News and Press Release
Originally published
View original

Ikram Junaidi

ISLAMABAD: After a campaign launched against polio vaccinations on social media, a 25pc increase in refusals was recorded during the recent polio campaign in the federal capital, which started Dec 10.

A two-month old girl was vaccinated on Nov 30 in Tehsil Ghazi. She fell sick and died in Haripur on Dec 2. The incident was reported in the media and it was alleged that she died due to the polio vaccine.

The story was shared widely on social media after which the number of refusals increased in the federal capital.

A report of an inquiry into the matter says the girl’s death had nothing to do with polio vaccination and that she died of pneumonia.

“Most of the refusals were from educated people who are active on social media. During the last polio campaign, we had 69 refusals from across the city and this time we have just as many in the Defence Housing Authority alone. Parents refused to vaccinate their children and misbehaved with polio teams,” focal person for polio in Islamabad, Dr Asif Rahim told Dawn.

A video recording of one such incident, available with Dawn, shows a man misbehaving with a polio team and saying parents should be able to decide if they want to vaccinate their children.

“You have visited my house five times. Now stop coming here or I will call the guards. I have seen news of a child dying because of a polio vaccine. I will not allow my children to be vaccinated, you can do whatever you want,” he says in the clip.

An Islamabad Capital Territory official said most people lie and say they have already vaccinated their children in a hospital and that they are unable to produce a certificate or card when asked.

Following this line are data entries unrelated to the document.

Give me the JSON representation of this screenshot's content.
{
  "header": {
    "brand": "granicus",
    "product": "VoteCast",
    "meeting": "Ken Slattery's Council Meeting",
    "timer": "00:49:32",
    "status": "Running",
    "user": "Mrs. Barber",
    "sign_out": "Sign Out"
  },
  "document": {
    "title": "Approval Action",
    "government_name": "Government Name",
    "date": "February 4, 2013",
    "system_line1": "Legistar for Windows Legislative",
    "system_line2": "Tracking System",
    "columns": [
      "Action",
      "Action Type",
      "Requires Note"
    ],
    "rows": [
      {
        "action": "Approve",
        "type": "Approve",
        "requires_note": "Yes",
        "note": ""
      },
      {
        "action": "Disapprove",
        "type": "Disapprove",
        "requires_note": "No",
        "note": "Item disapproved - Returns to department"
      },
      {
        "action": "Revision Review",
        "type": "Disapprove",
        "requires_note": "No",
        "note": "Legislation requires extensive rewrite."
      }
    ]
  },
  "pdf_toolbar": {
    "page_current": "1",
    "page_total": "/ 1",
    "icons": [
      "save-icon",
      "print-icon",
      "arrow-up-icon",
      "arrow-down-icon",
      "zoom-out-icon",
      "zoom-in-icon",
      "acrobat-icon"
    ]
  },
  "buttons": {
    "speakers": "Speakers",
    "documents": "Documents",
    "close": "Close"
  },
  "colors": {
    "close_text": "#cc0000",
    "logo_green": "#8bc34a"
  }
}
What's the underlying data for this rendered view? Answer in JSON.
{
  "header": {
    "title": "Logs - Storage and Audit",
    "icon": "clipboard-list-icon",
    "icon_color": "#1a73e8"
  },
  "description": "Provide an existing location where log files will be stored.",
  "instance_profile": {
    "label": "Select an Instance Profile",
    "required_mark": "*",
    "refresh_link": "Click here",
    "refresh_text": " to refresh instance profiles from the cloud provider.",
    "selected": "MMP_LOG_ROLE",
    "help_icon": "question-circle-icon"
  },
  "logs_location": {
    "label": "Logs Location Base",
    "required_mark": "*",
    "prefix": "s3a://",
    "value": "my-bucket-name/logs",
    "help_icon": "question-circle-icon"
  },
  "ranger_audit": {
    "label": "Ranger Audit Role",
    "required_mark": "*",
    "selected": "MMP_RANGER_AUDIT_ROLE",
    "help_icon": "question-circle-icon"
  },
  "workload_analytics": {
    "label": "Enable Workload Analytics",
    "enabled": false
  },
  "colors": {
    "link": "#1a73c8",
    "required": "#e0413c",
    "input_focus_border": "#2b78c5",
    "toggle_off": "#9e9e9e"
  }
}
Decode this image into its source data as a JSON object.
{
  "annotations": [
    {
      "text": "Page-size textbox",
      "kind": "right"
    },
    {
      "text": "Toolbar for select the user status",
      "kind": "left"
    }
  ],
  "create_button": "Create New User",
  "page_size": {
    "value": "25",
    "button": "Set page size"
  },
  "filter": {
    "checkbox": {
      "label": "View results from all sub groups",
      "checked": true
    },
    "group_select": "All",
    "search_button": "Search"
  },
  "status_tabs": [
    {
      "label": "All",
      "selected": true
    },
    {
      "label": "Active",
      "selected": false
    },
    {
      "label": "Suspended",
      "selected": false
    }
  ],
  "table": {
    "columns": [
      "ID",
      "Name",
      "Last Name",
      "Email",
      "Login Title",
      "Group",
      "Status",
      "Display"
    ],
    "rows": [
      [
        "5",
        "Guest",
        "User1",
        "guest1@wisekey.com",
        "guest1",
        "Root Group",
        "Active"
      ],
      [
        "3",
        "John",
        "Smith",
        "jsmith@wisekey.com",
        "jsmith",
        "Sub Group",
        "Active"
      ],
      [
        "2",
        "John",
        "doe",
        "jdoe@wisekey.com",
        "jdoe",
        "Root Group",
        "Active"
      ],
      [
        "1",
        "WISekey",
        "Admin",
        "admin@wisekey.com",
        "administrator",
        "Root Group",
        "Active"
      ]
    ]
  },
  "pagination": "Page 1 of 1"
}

“We have been facing refusals in Bahria Town and Kural urban societies where it has become very difficult to vaccinate children. The percentage of refusal coverage is still lower than in previous campaigns despite the presence of additional deputy commissioners and assistant commissioners,” he said.

“The media should cover such issues with responsibility because such news can increase the number of refusals in the coming polio campaign in January,” he said.

On the other hand, a report of an inquiry initiated by the Khyber Pakhtunkhwa government into the death of the two-month old baby girl says the polio vaccine had nothing to do with her death.

The report of the fact finding committee, available with Dawn, says she died of pneumonia and that her four-year-old brother and other children in the vicinity were also vaccinated and that they are all well and healthy.

The report recommends regulatory measures for the publication of news on sensitive issues such as polio in order to avoid chaos among the public.

It says the matter should be thoroughly inquired before publication of such news because polio eradication is a national cause and such activities can damage the campaign.